裁判の都合で黙秘するように言ったのは父親で、その父親に従うしかなかったのは10歳の頃の浩紀くんのどうしようもない事情で。
その事に違和感を感じながらも言葉に出来ず苦しんだ浩紀くんの心情を、母親も誰も汲んでやれなかった訳で。
けれどもそれは本作品のメインテーマではないので私は取り上げずにそこらに捨て置くことにするのです。
本作中の浩紀くんはクズのままおのれの罪と向き合おうともせず、ただ無力感に苛まされ心を病んでいくばかりの憐れな引きこもり少年で居続けてもらいます。

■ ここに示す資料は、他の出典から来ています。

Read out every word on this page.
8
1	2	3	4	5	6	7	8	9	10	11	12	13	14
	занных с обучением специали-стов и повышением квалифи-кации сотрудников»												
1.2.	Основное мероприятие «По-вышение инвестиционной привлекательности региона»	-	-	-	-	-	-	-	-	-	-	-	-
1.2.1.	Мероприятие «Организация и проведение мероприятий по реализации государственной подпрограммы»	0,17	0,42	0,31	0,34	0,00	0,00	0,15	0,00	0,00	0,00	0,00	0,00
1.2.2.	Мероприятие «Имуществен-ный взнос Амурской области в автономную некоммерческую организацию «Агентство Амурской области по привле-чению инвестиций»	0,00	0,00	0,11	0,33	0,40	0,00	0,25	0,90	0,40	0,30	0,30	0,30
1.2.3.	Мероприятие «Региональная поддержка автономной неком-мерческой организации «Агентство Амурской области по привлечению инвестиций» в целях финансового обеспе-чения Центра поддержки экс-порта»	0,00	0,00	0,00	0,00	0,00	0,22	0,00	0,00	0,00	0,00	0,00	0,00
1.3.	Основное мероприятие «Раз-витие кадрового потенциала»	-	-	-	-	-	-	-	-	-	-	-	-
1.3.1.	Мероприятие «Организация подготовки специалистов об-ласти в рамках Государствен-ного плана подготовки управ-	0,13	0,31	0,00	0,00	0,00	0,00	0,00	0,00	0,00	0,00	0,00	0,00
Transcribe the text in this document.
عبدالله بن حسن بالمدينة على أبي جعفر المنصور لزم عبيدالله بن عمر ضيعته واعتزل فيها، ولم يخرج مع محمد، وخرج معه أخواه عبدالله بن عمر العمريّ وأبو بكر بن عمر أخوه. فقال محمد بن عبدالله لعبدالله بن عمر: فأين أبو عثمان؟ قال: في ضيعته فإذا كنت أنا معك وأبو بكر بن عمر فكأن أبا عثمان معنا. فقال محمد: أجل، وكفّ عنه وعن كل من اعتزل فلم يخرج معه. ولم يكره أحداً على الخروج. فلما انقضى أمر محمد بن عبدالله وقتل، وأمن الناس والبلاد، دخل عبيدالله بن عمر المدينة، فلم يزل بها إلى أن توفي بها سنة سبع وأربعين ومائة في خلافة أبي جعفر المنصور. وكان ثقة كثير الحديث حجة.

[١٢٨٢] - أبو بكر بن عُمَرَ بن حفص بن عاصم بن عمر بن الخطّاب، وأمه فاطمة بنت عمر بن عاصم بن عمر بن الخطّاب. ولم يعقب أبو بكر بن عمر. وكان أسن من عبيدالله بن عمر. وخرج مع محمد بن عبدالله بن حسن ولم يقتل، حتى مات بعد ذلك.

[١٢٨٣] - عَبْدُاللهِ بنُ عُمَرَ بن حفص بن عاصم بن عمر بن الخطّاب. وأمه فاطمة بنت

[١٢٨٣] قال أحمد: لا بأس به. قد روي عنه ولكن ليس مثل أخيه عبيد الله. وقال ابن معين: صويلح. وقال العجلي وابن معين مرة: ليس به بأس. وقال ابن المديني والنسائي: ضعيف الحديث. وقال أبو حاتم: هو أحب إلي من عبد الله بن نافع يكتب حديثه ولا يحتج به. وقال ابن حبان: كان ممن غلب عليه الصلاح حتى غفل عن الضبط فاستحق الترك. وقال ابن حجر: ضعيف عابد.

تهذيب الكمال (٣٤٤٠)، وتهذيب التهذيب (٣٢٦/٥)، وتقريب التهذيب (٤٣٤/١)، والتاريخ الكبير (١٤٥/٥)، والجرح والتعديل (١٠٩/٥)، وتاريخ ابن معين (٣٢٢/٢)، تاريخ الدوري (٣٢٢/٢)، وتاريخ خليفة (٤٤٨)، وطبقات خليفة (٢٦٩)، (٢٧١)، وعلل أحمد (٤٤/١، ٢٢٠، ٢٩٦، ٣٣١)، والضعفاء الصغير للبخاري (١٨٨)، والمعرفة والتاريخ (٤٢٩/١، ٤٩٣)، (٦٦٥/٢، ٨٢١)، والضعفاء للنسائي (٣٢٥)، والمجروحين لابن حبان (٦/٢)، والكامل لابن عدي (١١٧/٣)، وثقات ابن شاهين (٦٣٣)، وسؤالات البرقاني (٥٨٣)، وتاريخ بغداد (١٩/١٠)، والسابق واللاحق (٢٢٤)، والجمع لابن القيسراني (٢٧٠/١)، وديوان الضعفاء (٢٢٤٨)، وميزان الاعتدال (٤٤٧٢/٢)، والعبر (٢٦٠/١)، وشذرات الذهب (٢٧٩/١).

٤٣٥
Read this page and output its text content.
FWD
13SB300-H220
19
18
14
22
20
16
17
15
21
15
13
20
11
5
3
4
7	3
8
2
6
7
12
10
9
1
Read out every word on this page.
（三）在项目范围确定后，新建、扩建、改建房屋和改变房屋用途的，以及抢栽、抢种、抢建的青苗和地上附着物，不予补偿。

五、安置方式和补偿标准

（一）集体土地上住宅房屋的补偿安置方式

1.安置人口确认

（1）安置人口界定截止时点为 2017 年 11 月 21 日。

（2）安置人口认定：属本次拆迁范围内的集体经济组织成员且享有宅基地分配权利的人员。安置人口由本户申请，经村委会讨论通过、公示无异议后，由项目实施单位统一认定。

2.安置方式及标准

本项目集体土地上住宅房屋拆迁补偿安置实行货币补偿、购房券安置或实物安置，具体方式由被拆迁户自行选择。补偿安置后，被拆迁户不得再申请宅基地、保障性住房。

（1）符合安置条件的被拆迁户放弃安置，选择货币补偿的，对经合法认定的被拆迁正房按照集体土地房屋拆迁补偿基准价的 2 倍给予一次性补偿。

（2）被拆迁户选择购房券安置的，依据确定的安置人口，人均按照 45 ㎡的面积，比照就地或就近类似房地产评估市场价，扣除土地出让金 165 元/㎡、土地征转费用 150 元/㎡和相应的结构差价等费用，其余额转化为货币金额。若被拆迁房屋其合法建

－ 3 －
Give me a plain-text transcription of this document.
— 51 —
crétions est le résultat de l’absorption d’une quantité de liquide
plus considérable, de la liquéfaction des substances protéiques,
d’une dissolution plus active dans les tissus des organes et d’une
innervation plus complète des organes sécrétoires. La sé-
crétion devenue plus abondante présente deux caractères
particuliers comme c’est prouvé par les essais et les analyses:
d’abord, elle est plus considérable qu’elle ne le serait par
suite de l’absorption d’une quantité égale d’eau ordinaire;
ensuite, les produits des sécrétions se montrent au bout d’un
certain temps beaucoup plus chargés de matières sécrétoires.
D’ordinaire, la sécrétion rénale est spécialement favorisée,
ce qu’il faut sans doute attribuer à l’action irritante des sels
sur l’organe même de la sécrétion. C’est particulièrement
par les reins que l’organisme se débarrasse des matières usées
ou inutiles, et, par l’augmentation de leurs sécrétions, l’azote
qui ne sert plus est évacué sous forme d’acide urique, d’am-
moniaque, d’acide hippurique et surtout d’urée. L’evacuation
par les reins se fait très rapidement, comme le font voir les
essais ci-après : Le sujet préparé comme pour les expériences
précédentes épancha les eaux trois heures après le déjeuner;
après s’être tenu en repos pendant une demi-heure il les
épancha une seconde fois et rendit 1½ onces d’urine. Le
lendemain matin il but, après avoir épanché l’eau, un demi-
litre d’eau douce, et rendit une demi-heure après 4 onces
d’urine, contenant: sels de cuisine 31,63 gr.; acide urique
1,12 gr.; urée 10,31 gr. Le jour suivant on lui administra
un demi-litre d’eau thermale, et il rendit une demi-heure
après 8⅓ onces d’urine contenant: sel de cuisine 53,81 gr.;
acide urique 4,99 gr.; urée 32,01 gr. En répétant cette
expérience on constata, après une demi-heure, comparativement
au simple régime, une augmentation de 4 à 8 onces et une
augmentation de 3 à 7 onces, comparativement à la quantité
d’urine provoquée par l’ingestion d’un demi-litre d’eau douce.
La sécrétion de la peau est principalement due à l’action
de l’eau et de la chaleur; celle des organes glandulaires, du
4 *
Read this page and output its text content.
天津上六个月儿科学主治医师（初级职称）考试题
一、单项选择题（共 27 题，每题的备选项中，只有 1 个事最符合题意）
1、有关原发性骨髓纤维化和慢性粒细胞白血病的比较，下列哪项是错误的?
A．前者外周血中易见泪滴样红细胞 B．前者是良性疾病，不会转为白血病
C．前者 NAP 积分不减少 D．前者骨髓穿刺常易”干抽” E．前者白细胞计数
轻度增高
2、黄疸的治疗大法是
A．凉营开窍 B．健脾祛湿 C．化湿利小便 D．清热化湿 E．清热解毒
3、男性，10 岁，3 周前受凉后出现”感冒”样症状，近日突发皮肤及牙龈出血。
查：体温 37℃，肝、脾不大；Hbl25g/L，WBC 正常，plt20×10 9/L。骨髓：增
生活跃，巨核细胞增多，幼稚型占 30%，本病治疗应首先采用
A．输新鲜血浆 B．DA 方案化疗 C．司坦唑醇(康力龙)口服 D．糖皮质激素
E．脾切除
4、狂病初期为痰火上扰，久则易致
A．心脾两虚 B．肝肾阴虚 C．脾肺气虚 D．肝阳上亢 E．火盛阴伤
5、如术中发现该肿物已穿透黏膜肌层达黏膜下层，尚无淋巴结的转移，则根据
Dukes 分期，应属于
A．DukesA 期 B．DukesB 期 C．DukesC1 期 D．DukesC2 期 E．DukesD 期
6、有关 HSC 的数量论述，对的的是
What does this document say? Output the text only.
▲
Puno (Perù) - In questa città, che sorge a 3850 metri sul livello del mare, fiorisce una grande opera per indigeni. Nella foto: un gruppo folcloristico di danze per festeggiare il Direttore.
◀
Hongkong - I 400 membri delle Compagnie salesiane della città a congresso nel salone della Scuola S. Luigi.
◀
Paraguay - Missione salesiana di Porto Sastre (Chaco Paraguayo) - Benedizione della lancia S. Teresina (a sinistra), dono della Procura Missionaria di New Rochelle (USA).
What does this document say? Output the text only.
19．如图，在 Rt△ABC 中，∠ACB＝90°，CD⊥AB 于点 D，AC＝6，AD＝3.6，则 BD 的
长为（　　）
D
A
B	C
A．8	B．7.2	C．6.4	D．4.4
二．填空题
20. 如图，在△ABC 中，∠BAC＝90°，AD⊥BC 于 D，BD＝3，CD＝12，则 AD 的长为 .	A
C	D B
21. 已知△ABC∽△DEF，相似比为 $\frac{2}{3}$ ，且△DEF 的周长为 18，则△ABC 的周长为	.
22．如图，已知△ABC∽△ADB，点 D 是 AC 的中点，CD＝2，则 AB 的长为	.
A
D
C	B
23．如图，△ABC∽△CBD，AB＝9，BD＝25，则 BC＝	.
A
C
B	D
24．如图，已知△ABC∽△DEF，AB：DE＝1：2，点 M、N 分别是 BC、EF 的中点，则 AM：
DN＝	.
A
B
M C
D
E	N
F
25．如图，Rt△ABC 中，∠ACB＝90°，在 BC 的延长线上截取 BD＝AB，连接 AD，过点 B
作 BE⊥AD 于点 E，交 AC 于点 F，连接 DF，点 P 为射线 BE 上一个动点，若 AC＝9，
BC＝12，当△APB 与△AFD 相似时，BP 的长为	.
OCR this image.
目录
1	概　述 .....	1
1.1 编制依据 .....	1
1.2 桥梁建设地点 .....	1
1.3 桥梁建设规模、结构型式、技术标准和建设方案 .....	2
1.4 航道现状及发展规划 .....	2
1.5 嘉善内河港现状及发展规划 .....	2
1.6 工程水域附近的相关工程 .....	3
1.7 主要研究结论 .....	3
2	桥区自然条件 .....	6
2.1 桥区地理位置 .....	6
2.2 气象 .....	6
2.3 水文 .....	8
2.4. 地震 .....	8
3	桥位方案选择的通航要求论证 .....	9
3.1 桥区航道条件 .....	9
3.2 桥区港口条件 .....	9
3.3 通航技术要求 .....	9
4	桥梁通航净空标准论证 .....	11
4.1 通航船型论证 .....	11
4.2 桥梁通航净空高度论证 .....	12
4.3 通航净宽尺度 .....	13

これを果たして「ざまあ」と呼んでいいものか私にはわかりませんが、ともかく本作品はこんな感じで進んでまいります。
なお作者は、加田 浩紀くんの事をかなりすごーく気に入っています。
浩紀くん自身はどうしようもないクズだけど、私はあまりにも共感出来てしまうところが多々あるので、とても悪く言う気にはなれないのです。
やはり作者の分身は主人公の敵役として登場させるのが私の精神上好ましいのだなと実感する次第。
ラストの部分で引きこもり特有の空気感がうまく描けていれば幸いです。誰得な話ではありますけれど。